Occasionally you are required to browse the information super-highway for things related to work. And, more often than not, on that journey you get side tracked by something in the way. A little like driving to Abergavenny and being stuck behind a caravan for most of the time on the A40. Which is interesting as I suspect that caravan owners are the biggest group of people to complain to the BBC about Top Gear. And it is the fact that, according to Ofcom, Top Gear is the 20th most complained about show on TV that stopped me in my tracks today. The BBC has – apparently – been forced to make a statement, “We acknowledge some viewers do not appreciate the Top Gear team’s sense of humour but their provocative comments are an integral part of the programme and are not intended to be taken seriously,” [Top Gear: 0 to offensive in 6.5 seconds from Guardian Unlimited: Organ Grinder] said Auntie.

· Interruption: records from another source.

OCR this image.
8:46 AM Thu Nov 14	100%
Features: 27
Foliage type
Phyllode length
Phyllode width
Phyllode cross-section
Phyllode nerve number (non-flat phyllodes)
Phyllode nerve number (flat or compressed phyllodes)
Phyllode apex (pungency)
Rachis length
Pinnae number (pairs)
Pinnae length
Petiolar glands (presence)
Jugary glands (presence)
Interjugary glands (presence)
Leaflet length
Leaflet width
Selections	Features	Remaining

The thing is I, John Plunkett (who wrote the article for The Guardian’s website) and, I guess, millions of others love watching three blokes talking about cars on the telly. And I am not interested in cars that much. I’m not sure Jeremy Clarkson and I would get on very well (mainly because I wouldn’t be able to stop laughing at him) but that doesn’t stop me enjoying every word that he speaks. Richard Hammond is, of course, there to be both amusing and the totty to watch. And then there’s James May. You couldn’t have Top Gear without him but one of the great mysteries is why not. Ultimately, I love the banter between the presenters more than anything else. Except the bits about racing fast cars. I like that too.
I am not surprised so many people complain. It’s often rude, politically incorrect and responsible for a large part of the hole in the ozone layer. It’s also funny, self-deprectaing and addictive television. It is, also, television made with passion. And that’s what makes it stand head and shoulders above much of the dross on the box at the moment. When somebody loves what they do, how can that enthusiasm not be infectious? Sunday nights. BBC2.